Per this article in Forbes, although it is expected that at least ten companies will incur at least $5 million in greenwashing fines, there appears to be movement towards positive environmental impact.
A few key points:
- Better ESG data programs will be created and used
- 80% of large companies will start capturing and reporting their own carbon emissions (up from 50% currently). This is going to impact their demands on vendors (see below).
- Scope 3 reporting (ie, your company needing to report carbon emissions to your clients) will increase as 67% of organizations intend to require vendor reporting
- Let’s say that one again – If you are a vendor to a larger company, or a vendor to a vendor, there is a 67% chance they are going to require you to start reporting your carbon emissions
- Travel will remain soft, driven by sustainability requirements
- Public companies will incorporate goals that drive sustainability behavior (putting more pressure on their vendors who are not sustainable)
- Companies that are sustainable will be better able to address global regulations and have a decided competitive advantage
- The current climate-related trend is expected to continue for at least 20 years, as implementation of programs will take that long. So, this is not a seasonal trend that is going away.
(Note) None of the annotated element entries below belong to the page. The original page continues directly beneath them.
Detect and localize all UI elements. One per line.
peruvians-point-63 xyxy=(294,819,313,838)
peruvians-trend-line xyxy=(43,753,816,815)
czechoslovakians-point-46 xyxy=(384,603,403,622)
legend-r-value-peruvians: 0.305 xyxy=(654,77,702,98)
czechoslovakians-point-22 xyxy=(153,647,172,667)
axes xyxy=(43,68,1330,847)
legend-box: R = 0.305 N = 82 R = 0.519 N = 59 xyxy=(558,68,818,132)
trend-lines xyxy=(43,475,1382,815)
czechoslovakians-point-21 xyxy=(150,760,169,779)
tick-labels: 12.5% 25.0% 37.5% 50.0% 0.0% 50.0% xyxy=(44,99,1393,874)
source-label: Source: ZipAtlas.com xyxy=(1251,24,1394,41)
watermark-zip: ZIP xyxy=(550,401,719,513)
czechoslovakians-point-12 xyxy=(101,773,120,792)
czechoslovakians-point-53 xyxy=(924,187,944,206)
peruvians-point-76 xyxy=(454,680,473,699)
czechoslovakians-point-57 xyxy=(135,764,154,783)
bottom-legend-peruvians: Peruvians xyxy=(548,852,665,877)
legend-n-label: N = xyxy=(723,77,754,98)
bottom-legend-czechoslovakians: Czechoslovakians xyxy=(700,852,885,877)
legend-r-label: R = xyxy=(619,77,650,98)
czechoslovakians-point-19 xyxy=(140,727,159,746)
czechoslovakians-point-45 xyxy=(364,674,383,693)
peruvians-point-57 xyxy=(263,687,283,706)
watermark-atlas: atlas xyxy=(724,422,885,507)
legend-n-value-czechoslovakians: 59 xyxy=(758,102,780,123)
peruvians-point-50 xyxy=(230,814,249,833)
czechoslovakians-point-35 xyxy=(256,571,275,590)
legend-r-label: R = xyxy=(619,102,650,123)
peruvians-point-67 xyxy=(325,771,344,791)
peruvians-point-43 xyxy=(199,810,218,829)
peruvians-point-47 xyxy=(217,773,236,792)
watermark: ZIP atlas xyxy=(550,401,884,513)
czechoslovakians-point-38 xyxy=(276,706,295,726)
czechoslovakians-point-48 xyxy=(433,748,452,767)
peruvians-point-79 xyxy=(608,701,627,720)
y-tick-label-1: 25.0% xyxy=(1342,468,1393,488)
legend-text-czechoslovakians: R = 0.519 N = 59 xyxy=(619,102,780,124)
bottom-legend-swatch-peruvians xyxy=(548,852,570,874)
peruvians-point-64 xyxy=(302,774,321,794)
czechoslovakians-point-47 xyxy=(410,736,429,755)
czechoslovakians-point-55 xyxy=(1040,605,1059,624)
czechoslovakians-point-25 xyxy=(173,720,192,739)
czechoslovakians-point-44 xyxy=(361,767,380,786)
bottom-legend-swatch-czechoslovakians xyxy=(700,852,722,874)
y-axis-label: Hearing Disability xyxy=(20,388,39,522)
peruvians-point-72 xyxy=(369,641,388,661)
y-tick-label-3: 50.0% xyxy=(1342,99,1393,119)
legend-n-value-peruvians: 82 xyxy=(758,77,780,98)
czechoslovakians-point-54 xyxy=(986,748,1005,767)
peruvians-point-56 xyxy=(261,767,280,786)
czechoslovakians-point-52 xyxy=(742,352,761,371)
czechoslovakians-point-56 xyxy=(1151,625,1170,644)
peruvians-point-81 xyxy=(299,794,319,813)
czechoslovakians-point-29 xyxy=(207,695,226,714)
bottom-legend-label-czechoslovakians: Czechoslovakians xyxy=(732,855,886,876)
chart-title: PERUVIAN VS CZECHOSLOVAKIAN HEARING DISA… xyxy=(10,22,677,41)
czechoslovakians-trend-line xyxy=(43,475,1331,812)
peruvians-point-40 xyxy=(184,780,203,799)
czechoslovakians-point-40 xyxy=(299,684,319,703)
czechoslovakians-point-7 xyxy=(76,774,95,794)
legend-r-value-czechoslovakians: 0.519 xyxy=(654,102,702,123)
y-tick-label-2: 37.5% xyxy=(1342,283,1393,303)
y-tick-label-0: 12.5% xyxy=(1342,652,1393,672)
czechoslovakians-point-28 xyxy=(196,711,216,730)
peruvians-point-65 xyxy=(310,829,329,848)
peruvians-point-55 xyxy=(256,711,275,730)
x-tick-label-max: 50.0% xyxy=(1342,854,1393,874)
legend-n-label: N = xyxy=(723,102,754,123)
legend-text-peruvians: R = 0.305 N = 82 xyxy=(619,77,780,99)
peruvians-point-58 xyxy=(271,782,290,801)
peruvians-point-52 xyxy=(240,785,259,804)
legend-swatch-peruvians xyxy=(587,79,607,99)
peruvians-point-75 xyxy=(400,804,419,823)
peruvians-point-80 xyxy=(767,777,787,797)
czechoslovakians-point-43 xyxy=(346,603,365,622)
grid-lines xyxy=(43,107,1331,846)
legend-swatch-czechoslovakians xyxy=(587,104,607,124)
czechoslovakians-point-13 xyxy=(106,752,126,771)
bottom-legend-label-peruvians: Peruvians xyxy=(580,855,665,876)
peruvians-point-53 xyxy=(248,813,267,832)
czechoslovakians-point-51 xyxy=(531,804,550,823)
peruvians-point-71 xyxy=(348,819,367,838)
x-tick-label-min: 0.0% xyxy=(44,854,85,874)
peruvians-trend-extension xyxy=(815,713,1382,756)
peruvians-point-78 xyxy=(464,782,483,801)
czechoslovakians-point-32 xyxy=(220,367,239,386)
- Within 3 years, 45% of the G2000 (the 2000 largest companies in the world) will have fully integrated sustainable supply chains
- Let’s say this one again – If you are serving one of the 2000 largest companies in the world, or serving a vendor of same, there is an almost 50% chance that within the next three years, to retain their account, you will need to become certified sustainable
The acceleration of global action over the past 36 months has been stunning. It is quite possible that many of the above timelines will be shortened.